The Oxford German Network is delighted to announce the launch of a new essay competition for 16-18 year olds in the UK: ‘A German Classic’. The piece of classic German literature celebrated this year is Goethe’s Faust, Part I. To find out all about entering the competition, visit the OGN website here, where you’ll also be able to download a wealth of podcasts and other study resources to help you. The competition prize has been generously donated by Jonathan Gaisman, QC, whose first encounters with German as a schoolboy left him with a lifelong enthusiasm for German literature. In this week’s blog, he tells us how this passion came about.
My first German teacher, a perceptive man called Roy Giles, wrote in my initial term’s report: “He will do well at this language, because he likes the noise it makes.” And so I did: aged just 14, I was immediately delighted by the disembodied voice on the audio-visual tape, which was how my acquaintance with the German language began: “Hören Sie zu, ohne zu wiederholen”. The cadences of this unremarkable sentence, bidding one to listen without repeating, still enchant me today. The story on the tape told of the prosaic doings of a German businessman attending an industrial fair. He was called Herr Köhler. Presumably this was a joke, though one unlikely to appeal much to schoolboys. But what caught my attention was the dramatic plosive – unlike anything in English – available to those willing to launch into the sentence “Plötzlich klingelt das Telefon”. That this sentence, like its companions, was of an almost Ionescan banality deprives it of none of its nostalgic appeal: I was already reaching for the handle of the door.
Four years later, by the time I left school, I had passed well and truly through. In those days, studying a modern language involved intensive study of literature. We studied Prinz Friedrich von Homburg and other writings of Kleist, carefully read Maria Stuart, and more than dabbled in the shallows of Faust part I. A personal enthusiasm bordering on obsession led me to commit large slabs of Faust to memory, and they are still there. Giles had introduced us to recordings of Gründgens‘ performance of Mephistopheles in Faust; another teacher, Mark Phillips, earned my particular gratitude by playing me Schubert’s Die schöne Müllerin.
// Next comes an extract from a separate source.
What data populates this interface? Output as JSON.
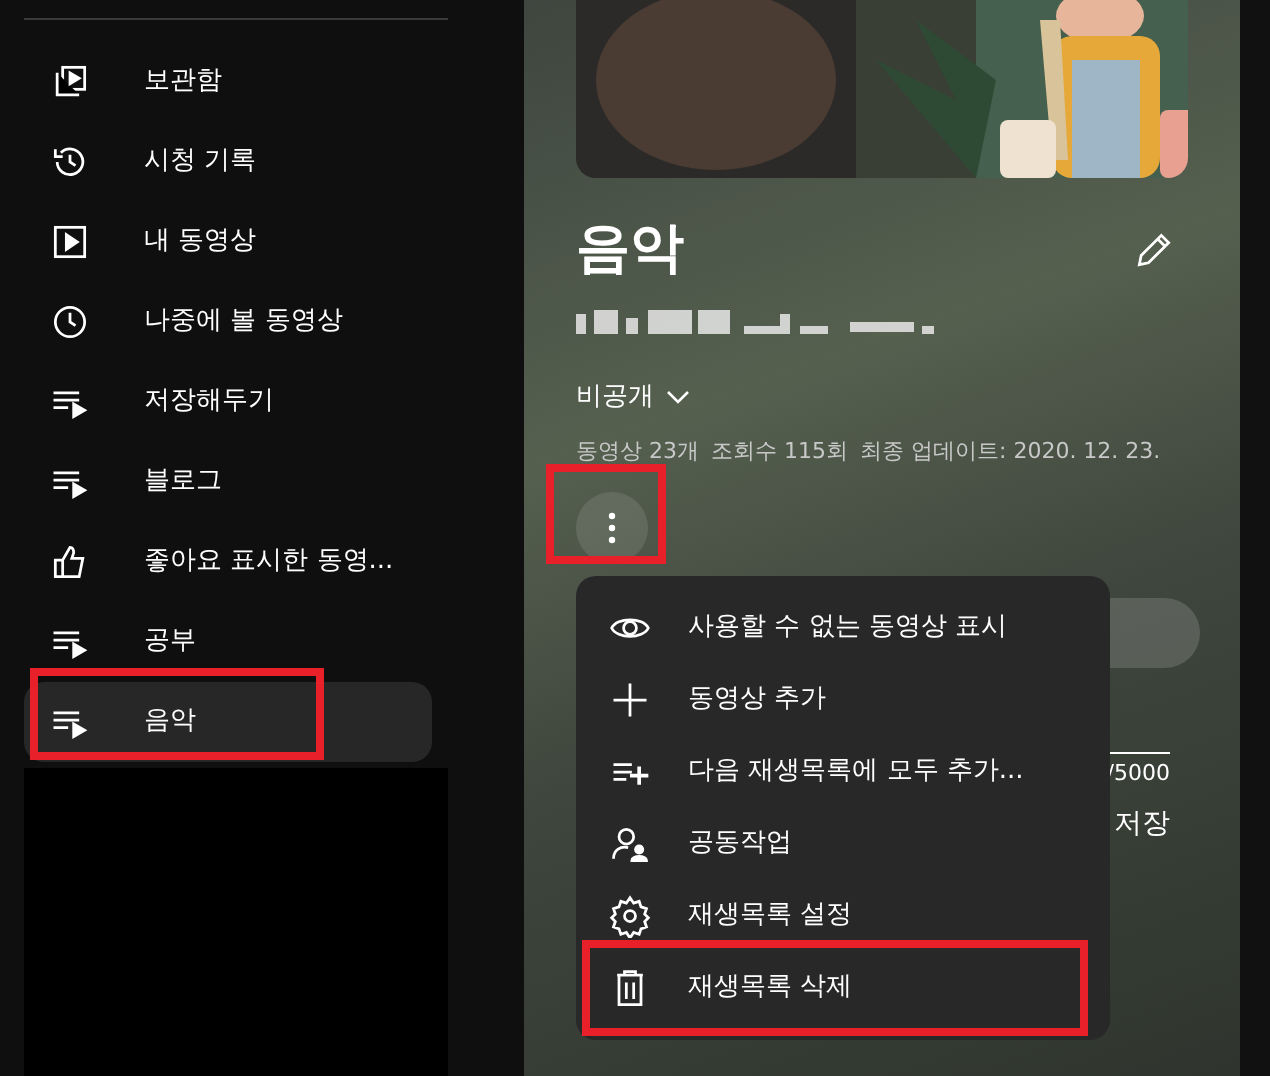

And so the way was opened though literature to poetry, to Lieder, to Wagner and to the extraordinary contribution of the German language to the life of the arts from the 18th century on.
German literature and culture had thus passed into my bloodstream, and become part of my imagination and mental being. So it was inevitable that I would take modern languages to university, where I was lucky enough to be tutored by a third fine teacher, Francis Lamport, at Worcester College, Oxford. Sadly, before long, but not before adding authors such as Büchner, Grillparzer, Kafka and Mann to my acquaintance, I abandoned the outer form of German studies, and dwindled into a lawyer. But the fire within was alight, and it burns still. The few years between the ages of 14 and 18 when I studied German represent the dominant intellectual influence in my education, and the one for which I am most grateful.
The simple aim of this prize is to enable other students to set out on the same journey which has enriched my way of seeing the world, to discover the inspiration of the German literary canon, and to avow the great truth uttered by Karl der Groβe himself: “The man who has another language has another soul”.